Obama’s speech marked the second time that he has weighed in on politics since leaving office. He was still on vacation in January when he issued a statement urging Americans to protest President Donald Trump’s executive order banning citizens from seven majority-Muslim countries — as well as refugees from across the world — from entering the United States.

Obama also went out of his way to praise the courage of immigrants and “dreamers,” who came to the country illegally as children, and those who continue to protest injustices in the criminal justice system. As he frequently did as president, he singled out the bravery of soldiers, police officers and first responders.

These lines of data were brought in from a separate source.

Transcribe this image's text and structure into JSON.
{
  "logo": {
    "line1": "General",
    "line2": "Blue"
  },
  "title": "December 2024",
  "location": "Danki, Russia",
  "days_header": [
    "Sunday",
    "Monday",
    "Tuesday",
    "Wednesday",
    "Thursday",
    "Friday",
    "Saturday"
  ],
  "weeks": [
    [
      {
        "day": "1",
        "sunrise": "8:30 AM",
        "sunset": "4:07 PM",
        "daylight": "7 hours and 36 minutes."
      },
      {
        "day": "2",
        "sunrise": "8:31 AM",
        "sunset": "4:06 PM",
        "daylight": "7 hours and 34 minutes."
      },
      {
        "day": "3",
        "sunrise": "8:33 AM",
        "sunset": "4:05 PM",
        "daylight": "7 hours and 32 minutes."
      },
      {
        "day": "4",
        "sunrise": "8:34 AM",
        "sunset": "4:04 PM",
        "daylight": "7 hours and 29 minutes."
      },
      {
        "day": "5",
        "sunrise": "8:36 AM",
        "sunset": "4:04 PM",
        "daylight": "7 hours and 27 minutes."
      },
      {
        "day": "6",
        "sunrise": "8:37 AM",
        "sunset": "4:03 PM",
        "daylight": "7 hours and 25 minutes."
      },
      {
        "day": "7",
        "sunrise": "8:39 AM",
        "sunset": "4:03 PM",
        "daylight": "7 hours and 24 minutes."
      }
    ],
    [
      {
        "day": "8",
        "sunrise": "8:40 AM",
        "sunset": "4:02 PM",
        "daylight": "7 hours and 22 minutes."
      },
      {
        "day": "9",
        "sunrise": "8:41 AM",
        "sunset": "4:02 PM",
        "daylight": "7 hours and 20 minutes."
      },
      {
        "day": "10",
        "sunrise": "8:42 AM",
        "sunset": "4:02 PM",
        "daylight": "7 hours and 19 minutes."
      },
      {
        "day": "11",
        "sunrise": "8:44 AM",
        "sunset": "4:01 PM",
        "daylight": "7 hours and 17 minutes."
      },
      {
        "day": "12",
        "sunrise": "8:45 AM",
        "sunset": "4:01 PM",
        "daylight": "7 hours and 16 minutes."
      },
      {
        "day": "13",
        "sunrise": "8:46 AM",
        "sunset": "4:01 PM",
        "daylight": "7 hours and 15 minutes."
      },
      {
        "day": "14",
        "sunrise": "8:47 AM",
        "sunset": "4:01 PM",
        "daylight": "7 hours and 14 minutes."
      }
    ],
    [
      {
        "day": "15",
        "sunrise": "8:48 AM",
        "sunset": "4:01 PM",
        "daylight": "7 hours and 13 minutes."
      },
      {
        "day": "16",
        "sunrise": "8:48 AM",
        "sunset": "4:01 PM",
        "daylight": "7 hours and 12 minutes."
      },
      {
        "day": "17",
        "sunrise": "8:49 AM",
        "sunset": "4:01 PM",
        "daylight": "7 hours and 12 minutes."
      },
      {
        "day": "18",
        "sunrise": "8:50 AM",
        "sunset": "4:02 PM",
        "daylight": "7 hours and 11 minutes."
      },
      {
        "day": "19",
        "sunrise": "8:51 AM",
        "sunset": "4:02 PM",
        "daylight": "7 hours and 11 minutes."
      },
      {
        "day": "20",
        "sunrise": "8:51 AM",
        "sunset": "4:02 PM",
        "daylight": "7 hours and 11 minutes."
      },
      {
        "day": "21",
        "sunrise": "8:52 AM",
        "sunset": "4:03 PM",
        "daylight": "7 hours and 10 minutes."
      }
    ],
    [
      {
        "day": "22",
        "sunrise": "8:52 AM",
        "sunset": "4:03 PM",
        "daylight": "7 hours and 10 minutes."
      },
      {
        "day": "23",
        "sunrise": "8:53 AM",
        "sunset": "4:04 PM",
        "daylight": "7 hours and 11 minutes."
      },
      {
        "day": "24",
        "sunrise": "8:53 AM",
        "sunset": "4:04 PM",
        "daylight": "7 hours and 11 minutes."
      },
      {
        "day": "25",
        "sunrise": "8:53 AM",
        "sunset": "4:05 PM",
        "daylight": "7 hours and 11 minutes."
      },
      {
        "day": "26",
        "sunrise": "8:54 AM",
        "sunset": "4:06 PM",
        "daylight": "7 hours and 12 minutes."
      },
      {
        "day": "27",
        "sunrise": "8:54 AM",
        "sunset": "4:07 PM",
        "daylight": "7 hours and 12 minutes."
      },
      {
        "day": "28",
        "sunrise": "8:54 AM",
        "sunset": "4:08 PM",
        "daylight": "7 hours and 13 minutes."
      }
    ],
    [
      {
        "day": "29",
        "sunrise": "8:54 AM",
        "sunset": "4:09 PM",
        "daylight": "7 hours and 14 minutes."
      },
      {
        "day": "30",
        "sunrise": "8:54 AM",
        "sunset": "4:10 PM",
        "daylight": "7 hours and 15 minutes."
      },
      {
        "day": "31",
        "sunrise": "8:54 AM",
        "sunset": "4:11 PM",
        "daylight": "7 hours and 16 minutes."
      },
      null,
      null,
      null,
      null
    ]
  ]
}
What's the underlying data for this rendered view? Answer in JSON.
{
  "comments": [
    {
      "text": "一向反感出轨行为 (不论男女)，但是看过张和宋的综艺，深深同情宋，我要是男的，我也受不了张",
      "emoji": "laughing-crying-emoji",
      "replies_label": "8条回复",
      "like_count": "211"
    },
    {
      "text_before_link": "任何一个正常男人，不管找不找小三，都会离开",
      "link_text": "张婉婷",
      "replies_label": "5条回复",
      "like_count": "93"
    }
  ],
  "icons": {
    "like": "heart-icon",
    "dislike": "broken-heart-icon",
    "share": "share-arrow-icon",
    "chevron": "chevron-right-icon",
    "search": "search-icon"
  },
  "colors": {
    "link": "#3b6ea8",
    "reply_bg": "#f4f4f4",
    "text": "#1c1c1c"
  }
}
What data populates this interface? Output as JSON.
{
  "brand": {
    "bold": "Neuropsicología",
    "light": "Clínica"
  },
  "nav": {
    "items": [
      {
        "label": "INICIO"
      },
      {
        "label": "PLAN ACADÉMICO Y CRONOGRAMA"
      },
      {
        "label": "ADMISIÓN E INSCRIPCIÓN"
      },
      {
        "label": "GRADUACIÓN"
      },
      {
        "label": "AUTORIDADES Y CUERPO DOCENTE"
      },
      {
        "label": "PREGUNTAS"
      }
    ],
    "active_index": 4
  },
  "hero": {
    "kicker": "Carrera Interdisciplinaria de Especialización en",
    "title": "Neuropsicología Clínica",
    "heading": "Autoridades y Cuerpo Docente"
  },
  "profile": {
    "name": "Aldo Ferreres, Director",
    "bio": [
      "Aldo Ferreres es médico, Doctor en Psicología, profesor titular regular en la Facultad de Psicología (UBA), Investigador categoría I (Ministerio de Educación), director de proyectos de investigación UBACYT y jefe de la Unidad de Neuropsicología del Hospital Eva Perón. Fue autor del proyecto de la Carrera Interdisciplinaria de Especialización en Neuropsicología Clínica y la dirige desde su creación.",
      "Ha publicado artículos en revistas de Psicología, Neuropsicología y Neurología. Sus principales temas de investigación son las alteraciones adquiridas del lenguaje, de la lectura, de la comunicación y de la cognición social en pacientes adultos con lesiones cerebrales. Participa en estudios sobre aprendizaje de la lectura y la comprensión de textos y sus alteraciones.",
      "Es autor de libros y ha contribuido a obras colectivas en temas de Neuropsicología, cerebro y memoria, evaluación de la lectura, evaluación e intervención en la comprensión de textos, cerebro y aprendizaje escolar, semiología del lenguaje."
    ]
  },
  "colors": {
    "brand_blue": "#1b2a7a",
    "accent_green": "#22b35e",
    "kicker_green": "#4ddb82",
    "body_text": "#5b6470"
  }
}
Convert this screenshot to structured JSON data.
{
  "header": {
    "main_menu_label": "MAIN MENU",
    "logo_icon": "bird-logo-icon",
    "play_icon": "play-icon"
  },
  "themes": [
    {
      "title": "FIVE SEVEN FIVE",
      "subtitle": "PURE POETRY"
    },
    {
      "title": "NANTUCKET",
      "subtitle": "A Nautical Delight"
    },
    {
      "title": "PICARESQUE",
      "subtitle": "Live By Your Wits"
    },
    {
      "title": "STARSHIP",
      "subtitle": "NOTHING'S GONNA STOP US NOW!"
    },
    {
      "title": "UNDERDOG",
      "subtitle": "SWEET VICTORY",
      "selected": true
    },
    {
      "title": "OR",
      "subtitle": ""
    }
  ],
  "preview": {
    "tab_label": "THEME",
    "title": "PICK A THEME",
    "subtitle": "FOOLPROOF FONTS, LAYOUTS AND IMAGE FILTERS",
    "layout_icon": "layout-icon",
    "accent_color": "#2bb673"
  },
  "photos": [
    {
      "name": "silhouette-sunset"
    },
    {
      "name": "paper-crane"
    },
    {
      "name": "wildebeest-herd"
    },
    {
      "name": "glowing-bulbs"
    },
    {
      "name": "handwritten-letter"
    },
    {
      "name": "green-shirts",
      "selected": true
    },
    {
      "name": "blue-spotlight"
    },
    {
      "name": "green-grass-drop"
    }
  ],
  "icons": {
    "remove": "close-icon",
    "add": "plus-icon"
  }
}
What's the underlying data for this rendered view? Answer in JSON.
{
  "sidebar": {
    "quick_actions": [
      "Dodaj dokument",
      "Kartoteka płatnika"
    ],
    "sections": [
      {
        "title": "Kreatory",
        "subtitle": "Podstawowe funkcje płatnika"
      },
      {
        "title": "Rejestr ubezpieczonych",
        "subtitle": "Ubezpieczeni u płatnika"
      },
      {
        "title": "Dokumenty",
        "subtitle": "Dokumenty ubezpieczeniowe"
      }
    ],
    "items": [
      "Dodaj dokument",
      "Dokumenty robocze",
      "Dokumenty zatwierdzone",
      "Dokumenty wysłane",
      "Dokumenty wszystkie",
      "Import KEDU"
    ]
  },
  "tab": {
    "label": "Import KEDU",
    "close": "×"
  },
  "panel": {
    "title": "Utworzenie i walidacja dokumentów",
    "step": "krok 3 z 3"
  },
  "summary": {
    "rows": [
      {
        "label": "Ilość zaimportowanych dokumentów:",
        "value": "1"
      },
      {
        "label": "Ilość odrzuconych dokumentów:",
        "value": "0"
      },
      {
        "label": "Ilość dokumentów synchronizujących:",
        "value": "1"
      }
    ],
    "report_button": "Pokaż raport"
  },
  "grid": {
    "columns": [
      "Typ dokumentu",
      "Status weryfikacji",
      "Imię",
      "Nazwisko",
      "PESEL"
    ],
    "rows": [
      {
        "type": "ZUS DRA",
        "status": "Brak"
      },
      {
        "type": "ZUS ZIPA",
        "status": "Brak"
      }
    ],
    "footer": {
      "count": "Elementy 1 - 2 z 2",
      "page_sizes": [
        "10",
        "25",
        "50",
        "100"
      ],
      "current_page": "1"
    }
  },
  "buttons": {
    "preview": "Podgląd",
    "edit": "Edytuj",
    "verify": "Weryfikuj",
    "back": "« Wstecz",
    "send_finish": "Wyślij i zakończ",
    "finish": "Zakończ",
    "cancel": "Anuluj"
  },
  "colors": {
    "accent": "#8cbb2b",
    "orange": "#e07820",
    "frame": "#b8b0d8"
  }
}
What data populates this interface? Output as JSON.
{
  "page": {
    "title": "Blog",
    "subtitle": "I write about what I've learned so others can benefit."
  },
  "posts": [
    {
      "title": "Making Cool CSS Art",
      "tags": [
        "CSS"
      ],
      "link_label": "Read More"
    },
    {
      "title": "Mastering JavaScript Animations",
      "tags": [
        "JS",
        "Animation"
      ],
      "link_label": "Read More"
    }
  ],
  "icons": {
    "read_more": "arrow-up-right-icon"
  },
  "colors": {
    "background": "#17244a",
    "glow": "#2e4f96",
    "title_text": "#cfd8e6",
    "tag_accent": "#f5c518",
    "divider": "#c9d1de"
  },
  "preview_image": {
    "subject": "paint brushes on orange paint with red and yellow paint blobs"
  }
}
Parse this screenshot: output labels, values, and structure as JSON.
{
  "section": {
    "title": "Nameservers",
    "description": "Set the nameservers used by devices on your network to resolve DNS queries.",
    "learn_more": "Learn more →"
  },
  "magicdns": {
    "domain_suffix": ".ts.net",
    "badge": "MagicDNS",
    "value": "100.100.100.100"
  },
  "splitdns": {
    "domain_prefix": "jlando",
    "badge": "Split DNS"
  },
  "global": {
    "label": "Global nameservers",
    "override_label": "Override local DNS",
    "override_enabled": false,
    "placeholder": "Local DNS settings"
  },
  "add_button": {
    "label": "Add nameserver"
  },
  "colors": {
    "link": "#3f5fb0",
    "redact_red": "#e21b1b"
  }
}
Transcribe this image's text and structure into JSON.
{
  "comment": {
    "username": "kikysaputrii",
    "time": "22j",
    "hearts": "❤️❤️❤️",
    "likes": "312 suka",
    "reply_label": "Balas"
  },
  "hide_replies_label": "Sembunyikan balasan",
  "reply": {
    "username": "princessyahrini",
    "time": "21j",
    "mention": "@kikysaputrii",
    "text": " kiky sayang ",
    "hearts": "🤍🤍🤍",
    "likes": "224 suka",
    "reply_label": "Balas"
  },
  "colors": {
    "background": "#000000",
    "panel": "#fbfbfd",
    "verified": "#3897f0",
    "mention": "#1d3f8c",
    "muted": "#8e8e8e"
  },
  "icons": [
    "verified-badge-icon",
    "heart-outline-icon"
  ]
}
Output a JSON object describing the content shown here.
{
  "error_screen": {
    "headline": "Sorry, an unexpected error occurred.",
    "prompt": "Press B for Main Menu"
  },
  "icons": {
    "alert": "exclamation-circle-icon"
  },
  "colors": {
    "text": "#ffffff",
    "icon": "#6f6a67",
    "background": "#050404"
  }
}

His remarks about immigrants drew applause from the largely liberal crowd. Despite the deep partisan divisions in the country and its often toxic politics, Obama said that the problems Kennedy confronted as president were far more “perilous.”

Kennedy faced the prospect of nuclear war with the Soviet Union, deep and widespread poverty, and the battle over segregation. And he called on Americans to continue the country’s tradition of “jagged, sometimes tentative but always forward progress.”